The green lacewing (Chrysoperla carnea) is one of the most valuable predators a gardener can host — a delicate, gauzy-winged insect whose fierce larvae devour aphids and other soft-bodied pests by the hundreds. Belonging to the order Neuroptera and the family Chrysopidae, adult lacewings are ethereal and beautiful, but it is their alligator-like young, aptly nicknamed "aphid lions," that do the real work of natural pest control. With a beneficial rating of 5 out of 5, the green lacewing is a cornerstone of any organic garden's living defense system, and attracting a resident population is one of the smartest things a grower can do.
Identification and Description
Adult green lacewings are slender, pale green insects about 1 to 2 centimeters long, with long antennae, striking golden or coppery eyes, and two pairs of large, transparent, intricately veined wings held tent-like over the body — the lacy wings that give them their name. They fly weakly at night and are often drawn to lights. The eggs are unmistakable and a delight to find: each pale green oval is perched at the end of a fine, hair-like silken stalk, standing up from the leaf surface like a tiny lollipop — an adaptation that protects them from predators, including their own siblings. The predatory larva looks like a miniature, flattened alligator: spindle-shaped, mottled brown and cream, with prominent sickle-shaped jaws it uses to seize and drain prey.
Life Cycle
The green lacewing undergoes complete metamorphosis through egg, larva, pupa, and adult. A female lays 100 to 300 eggs, each on its own silken stalk attached to a leaf or stem near pest colonies. The eggs hatch in 3 to 6 days into larvae, and this larval stage — lasting two to three weeks through three instars — is the primary predatory phase, the larva growing from under 1 millimeter to about 8 millimeters as it feeds voraciously. When mature, the larva spins a small round silken cocoon in a sheltered spot and pupates for 10 to 14 days before the adult emerges. The full cycle takes about 4 to 6 weeks in summer, producing two to several overlapping generations a year (active roughly April through October). Adults typically overwinter in sheltered places — leaf litter, under bark, at field edges — and in colder climates some species overwinter as pupae in their cocoons.
Habitat and Range
Native to North America, the green lacewing is found across the entire United States — Northeast, Southeast, Midwest, Southwest, West, and Pacific Northwest. It flourishes in gardens, agricultural fields, meadows, forests, orchards, and any landscape rich in flowering plants, which supply the nectar and pollen adults need. A diverse, bloom-filled garden with a steady supply of small prey is ideal lacewing habitat.
Role in the Garden
The green lacewing earns the top rating of 5 as one of the garden's premier biological controls. The "aphid lion" larvae are generalist predators with an enormous appetite, consuming aphids, thrips, mealybugs, leafhoppers, scale insects, whiteflies, spider mites, small caterpillars, and the eggs of many pests — a single larva can eat hundreds of aphids during its development. The adults of this species feed mainly on nectar, pollen, and honeydew, fueling prolific egg-laying that keeps predatory larvae coming all season. Because they attack such a broad range of pests and reproduce quickly, lacewings help hold infestations in check before they explode, reducing or eliminating the need for sprays.
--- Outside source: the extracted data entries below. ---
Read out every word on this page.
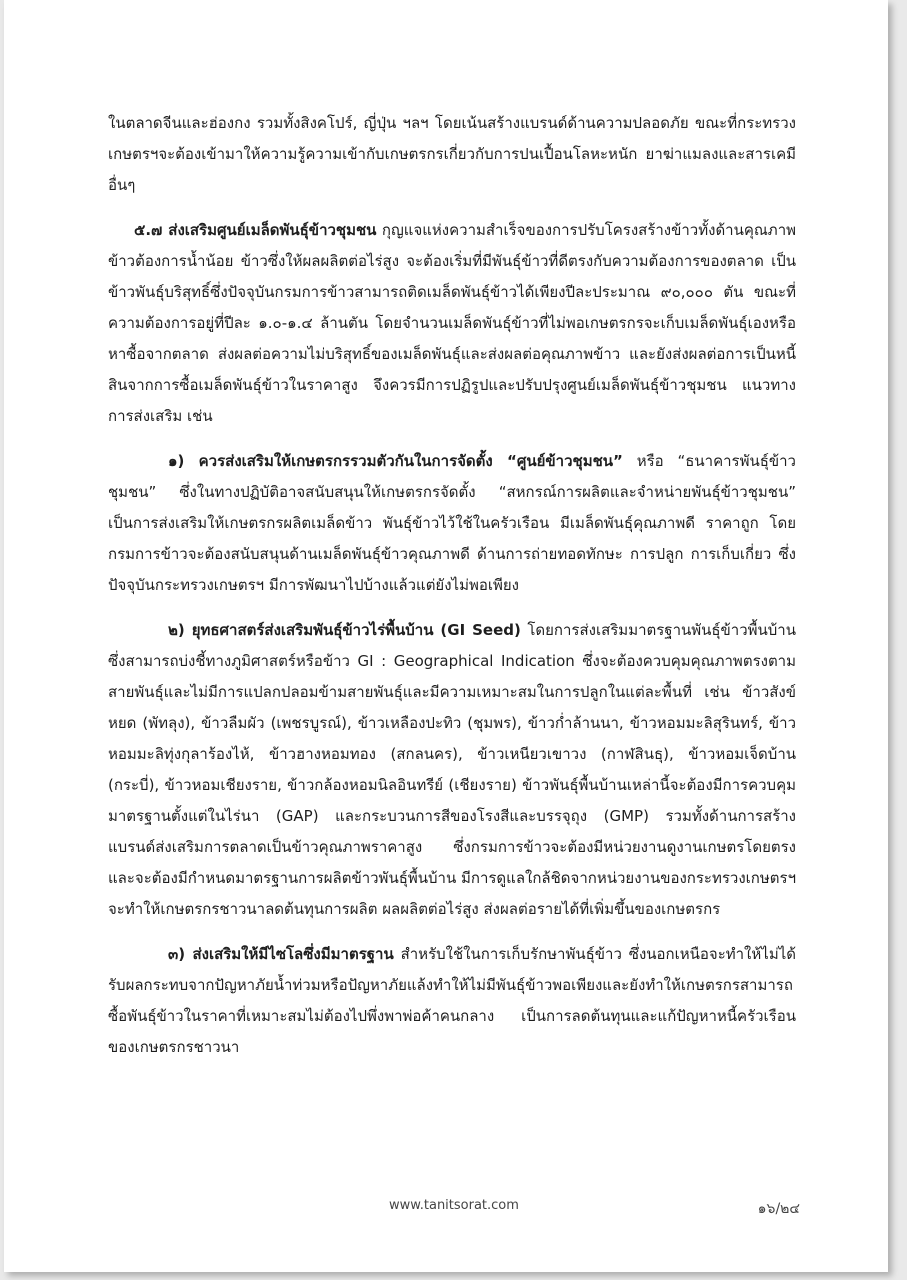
ในตลาดจีนและฮ่องกง รวมทั้งสิงคโปร์, ญี่ปุ่น ฯลฯ โดยเน้นสร้างแบรนด์ด้านความปลอดภัย ขณะที่กระทรวงเกษตรฯจะต้องเข้ามาให้ความรู้ความเข้ากับเกษตรกรเกี่ยวกับการปนเปื้อนโลหะหนัก ยาฆ่าแมลงและสารเคมีอื่นๆ

๕.๗ ส่งเสริมศูนย์เมล็ดพันธุ์ข้าวชุมชน กุญแจแห่งความสำเร็จของการปรับโครงสร้างข้าวทั้งด้านคุณภาพข้าวต้องการน้ำน้อย ข้าวซึ่งให้ผลผลิตต่อไร่สูง จะต้องเริ่มที่มีพันธุ์ข้าวที่ดีตรงกับความต้องการของตลาด เป็นข้าวพันธุ์บริสุทธิ์ซึ่งปัจจุบันกรมการข้าวสามารถติดเมล็ดพันธุ์ข้าวได้เพียงปีละประมาณ ๙๐,๐๐๐ ตัน ขณะที่ความต้องการอยู่ที่ปีละ ๑.๐-๑.๔ ล้านตัน โดยจำนวนเมล็ดพันธุ์ข้าวที่ไม่พอเกษตรกรจะเก็บเมล็ดพันธุ์เองหรือหาซื้อจากตลาด ส่งผลต่อความไม่บริสุทธิ์ของเมล็ดพันธุ์และส่งผลต่อคุณภาพข้าว และยังส่งผลต่อการเป็นหนี้สินจากการซื้อเมล็ดพันธุ์ข้าวในราคาสูง จึงควรมีการปฏิรูปและปรับปรุงศูนย์เมล็ดพันธุ์ข้าวชุมชน แนวทางการส่งเสริม เช่น

๑) ควรส่งเสริมให้เกษตรกรรวมตัวกันในการจัดตั้ง “ศูนย์ข้าวชุมชน” หรือ “ธนาคารพันธุ์ข้าวชุมชน” ซึ่งในทางปฏิบัติอาจสนับสนุนให้เกษตรกรจัดตั้ง “สหกรณ์การผลิตและจำหน่ายพันธุ์ข้าวชุมชน” เป็นการส่งเสริมให้เกษตรกรผลิตเมล็ดข้าว พันธุ์ข้าวไว้ใช้ในครัวเรือน มีเมล็ดพันธุ์คุณภาพดี ราคาถูก โดยกรมการข้าวจะต้องสนับสนุนด้านเมล็ดพันธุ์ข้าวคุณภาพดี ด้านการถ่ายทอดทักษะ การปลูก การเก็บเกี่ยว ซึ่งปัจจุบันกระทรวงเกษตรฯ มีการพัฒนาไปบ้างแล้วแต่ยังไม่พอเพียง

๒) ยุทธศาสตร์ส่งเสริมพันธุ์ข้าวไร่พื้นบ้าน (GI Seed) โดยการส่งเสริมมาตรฐานพันธุ์ข้าวพื้นบ้านซึ่งสามารถบ่งชี้ทางภูมิศาสตร์หรือข้าว GI : Geographical Indication ซึ่งจะต้องควบคุมคุณภาพตรงตามสายพันธุ์และไม่มีการแปลกปลอมข้ามสายพันธุ์และมีความเหมาะสมในการปลูกในแต่ละพื้นที่ เช่น ข้าวสังข์หยด (พัทลุง), ข้าวลืมผัว (เพชรบูรณ์), ข้าวเหลืองปะทิว (ชุมพร), ข้าวก่ำล้านนา, ข้าวหอมมะลิสุรินทร์, ข้าวหอมมะลิทุ่งกุลาร้องไห้, ข้าวฮางหอมทอง (สกลนคร), ข้าวเหนียวเขาวง (กาฬสินธุ), ข้าวหอมเจ็ดบ้าน (กระบี่), ข้าวหอมเชียงราย, ข้าวกล้องหอมนิลอินทรีย์ (เชียงราย) ข้าวพันธุ์พื้นบ้านเหล่านี้จะต้องมีการควบคุมมาตรฐานตั้งแต่ในไร่นา (GAP) และกระบวนการสีของโรงสีและบรรจุถุง (GMP) รวมทั้งด้านการสร้างแบรนด์ส่งเสริมการตลาดเป็นข้าวคุณภาพราคาสูง ซึ่งกรมการข้าวจะต้องมีหน่วยงานดูงานเกษตรโดยตรง และจะต้องมีกำหนดมาตรฐานการผลิตข้าวพันธุ์พื้นบ้าน มีการดูแลใกล้ชิดจากหน่วยงานของกระทรวงเกษตรฯ จะทำให้เกษตรกรชาวนาลดต้นทุนการผลิต ผลผลิตต่อไร่สูง ส่งผลต่อรายได้ที่เพิ่มขึ้นของเกษตรกร

๓) ส่งเสริมให้มีไซโลซึ่งมีมาตรฐาน สำหรับใช้ในการเก็บรักษาพันธุ์ข้าว ซึ่งนอกเหนือจะทำให้ไม่ได้รับผลกระทบจากปัญหาภัยน้ำท่วมหรือปัญหาภัยแล้งทำให้ไม่มีพันธุ์ข้าวพอเพียงและยังทำให้เกษตรกรสามารถซื้อพันธุ์ข้าวในราคาที่เหมาะสมไม่ต้องไปพึ่งพาพ่อค้าคนกลาง เป็นการลดต้นทุนและแก้ปัญหาหนี้ครัวเรือนของเกษตรกรชาวนา

www.tanitsorat.com	๑๖/๒๔
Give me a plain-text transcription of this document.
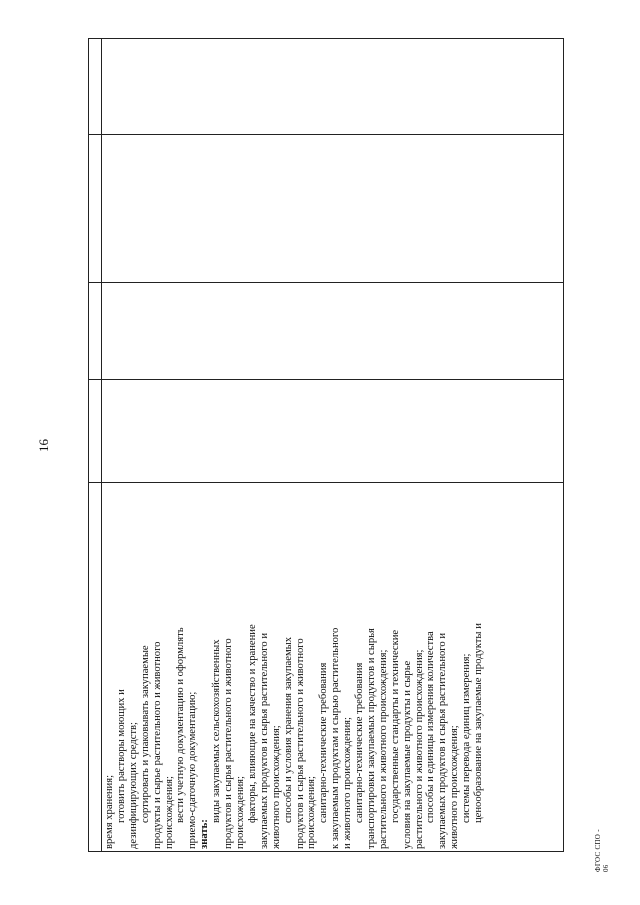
16
время хранения; готовить растворы моющих и дезинфицирующих средств; сортировать и упаковывать закупаемые продукты и сырье растительного и животного происхождения; вести учетную документацию и оформлять приемо-сдаточную документацию; знать:
виды закупаемых сельскохозяйственных продуктов и сырья растительного и животного происхождения; факторы, влияющие на качество и хранение закупаемых продуктов и сырья растительного и животного происхождения; способы и условия хранения закупаемых продуктов и сырья растительного и животного происхождения; санитарно-технические требования к закупаемым продуктам и сырью растительного и животного происхождения; санитарно-технические требования транспортировки закупаемых продуктов и сырья растительного и животного происхождения; государственные стандарты и технические условия на закупаемые продукты и сырье растительного и животного происхождения; способы и единицы измерения количества закупаемых продуктов и сырья растительного и животного происхождения; системы перевода единиц измерения; ценообразование на закупаемые продукты и
ФГОС СПО - 06
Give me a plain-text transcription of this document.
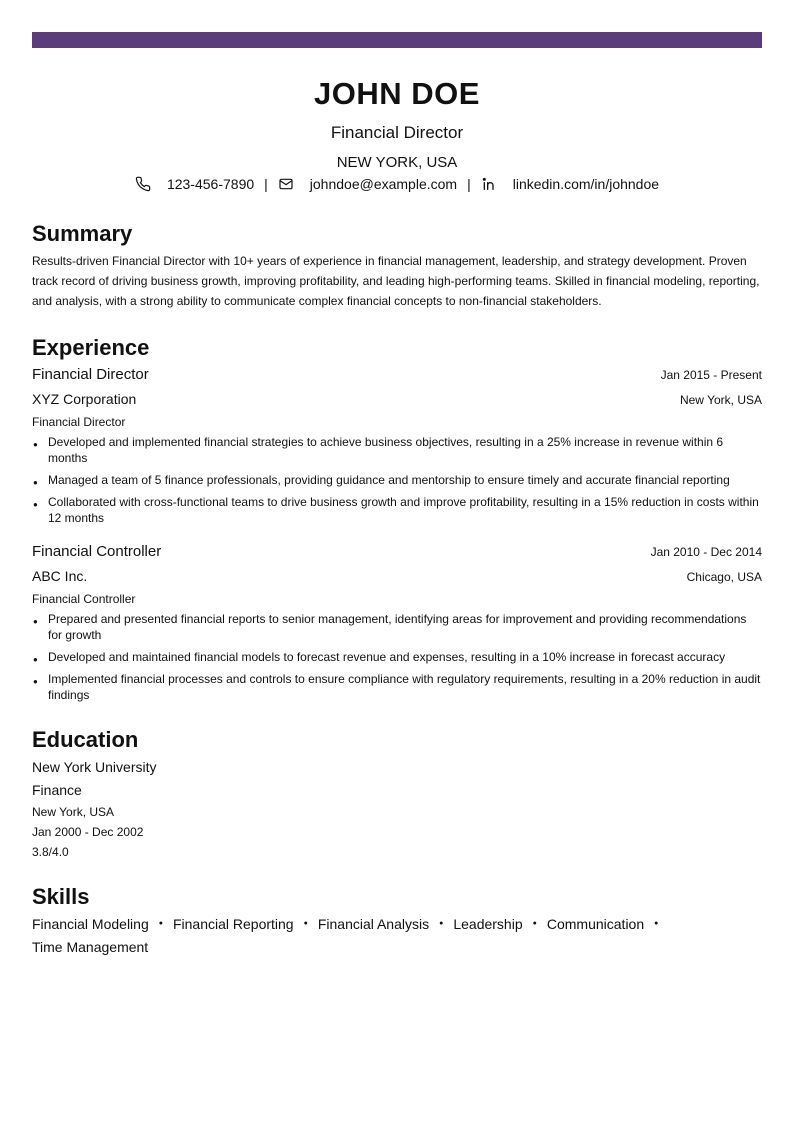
JOHN DOE
Financial Director
NEW YORK, USA
123-456-7890 |	johndoe@example.com |	linkedin.com/in/johndoe
Summary
Results-driven Financial Director with 10+ years of experience in financial management, leadership, and strategy development. Proven track record of driving business growth, improving profitability, and leading high-performing teams. Skilled in financial modeling, reporting, and analysis, with a strong ability to communicate complex financial concepts to non-financial stakeholders.
Experience
Financial Director	Jan 2015 - Present
XYZ Corporation	New York, USA
Financial Director
● Developed and implemented financial strategies to achieve business objectives, resulting in a 25% increase in revenue within 6 months
● Managed a team of 5 finance professionals, providing guidance and mentorship to ensure timely and accurate financial reporting
● Collaborated with cross-functional teams to drive business growth and improve profitability, resulting in a 15% reduction in costs within 12 months
Financial Controller	Jan 2010 - Dec 2014
ABC Inc.	Chicago, USA
Financial Controller
● Prepared and presented financial reports to senior management, identifying areas for improvement and providing recommendations for growth
● Developed and maintained financial models to forecast revenue and expenses, resulting in a 10% increase in forecast accuracy
● Implemented financial processes and controls to ensure compliance with regulatory requirements, resulting in a 20% reduction in audit findings
Education
New York University
Finance
New York, USA
Jan 2000 - Dec 2002
3.8/4.0
Skills
Financial Modeling ● Financial Reporting ● Financial Analysis ● Leadership ● Communication ●
Time Management
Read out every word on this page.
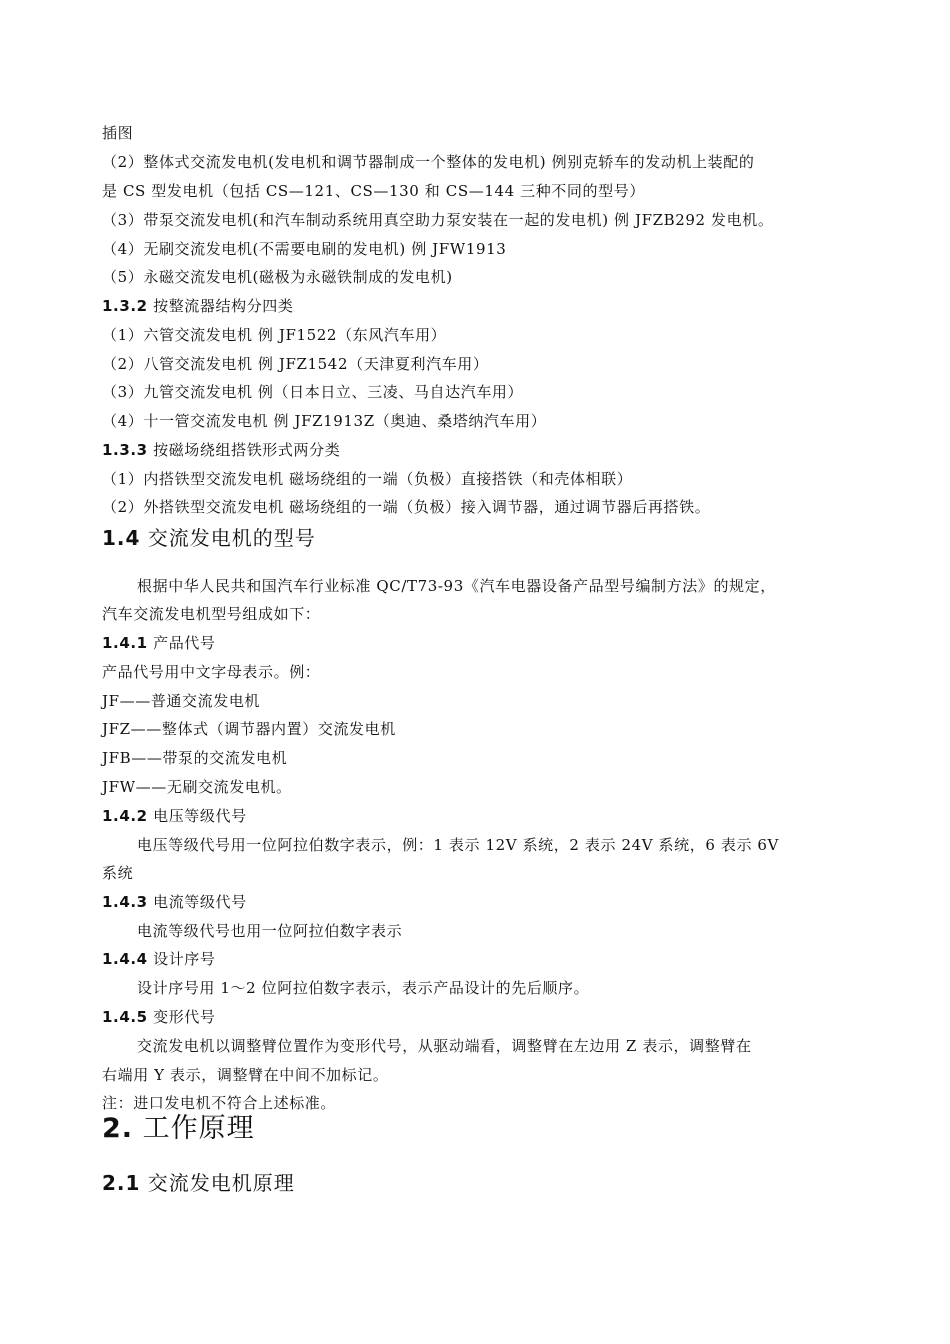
插图
（2）整体式交流发电机(发电机和调节器制成一个整体的发电机) 例别克轿车的发动机上装配的
是 CS 型发电机（包括 CS—121、CS—130 和 CS—144 三种不同的型号）
（3）带泵交流发电机(和汽车制动系统用真空助力泵安装在一起的发电机) 例 JFZB292 发电机。
（4）无刷交流发电机(不需要电刷的发电机) 例 JFW1913
（5）永磁交流发电机(磁极为永磁铁制成的发电机)
1.3.2 按整流器结构分四类
（1）六管交流发电机 例 JF1522（东风汽车用）
（2）八管交流发电机 例 JFZ1542（天津夏利汽车用）
（3）九管交流发电机 例（日本日立、三凌、马自达汽车用）
（4）十一管交流发电机 例 JFZ1913Z（奥迪、桑塔纳汽车用）
1.3.3 按磁场绕组搭铁形式两分类
（1）内搭铁型交流发电机 磁场绕组的一端（负极）直接搭铁（和壳体相联）
（2）外搭铁型交流发电机 磁场绕组的一端（负极）接入调节器，通过调节器后再搭铁。
1.4 交流发电机的型号
根据中华人民共和国汽车行业标准 QC/T73-93《汽车电器设备产品型号编制方法》的规定，
汽车交流发电机型号组成如下：
1.4.1 产品代号
产品代号用中文字母表示。例：
JF——普通交流发电机
JFZ——整体式（调节器内置）交流发电机
JFB——带泵的交流发电机
JFW——无刷交流发电机。
1.4.2 电压等级代号
电压等级代号用一位阿拉伯数字表示，例：1 表示 12V 系统，2 表示 24V 系统，6 表示 6V
系统
1.4.3 电流等级代号
电流等级代号也用一位阿拉伯数字表示
1.4.4 设计序号
设计序号用 1～2 位阿拉伯数字表示，表示产品设计的先后顺序。
1.4.5 变形代号
交流发电机以调整臂位置作为变形代号，从驱动端看，调整臂在左边用 Z 表示，调整臂在
右端用 Y 表示，调整臂在中间不加标记。
注：进口发电机不符合上述标准。
2. 工作原理
2.1 交流发电机原理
Attracting and Supporting Green Lacewings
Because lacewings are wholly beneficial, the goal is to attract and keep them. The most effective strategy is to plant a diversity of insectary flowers that supply nectar and pollen to the adults — plants from the carrot family (Apiaceae) such as dill, fennel, angelica, and coriander/cilantro, and from the aster family (Asteraceae) such as cosmos, yarrow, and Queen Anne's lace provide a continuous food source across the season. Provide a water source, since the larvae are vulnerable to drying out. Crucially, avoid broad-spectrum and persistent insecticides and miticides, which kill lacewings at every life stage and remove the prey they depend on; dust and ant activity (ants defend aphids from predators) also discourage them. Tolerate a small level of aphids — for example on a sacrificial nasturtium — so there is always food to retain a resident, reproducing population. For greenhouses or targeted outbreaks, commercially available lacewing eggs or larvae can be released to boost numbers quickly.
A Predator Worth Courting
Few allies repay a gardener like the green lacewing. Fill the garden with dill, cosmos, yarrow, and Queen Anne's lace, keep water available, put away the broad-spectrum sprays, and tolerate a few aphids to keep the aphid lions fed — and you can maintain a standing army of these lacy-winged predators, ready to knock back pest outbreaks naturally, year after year.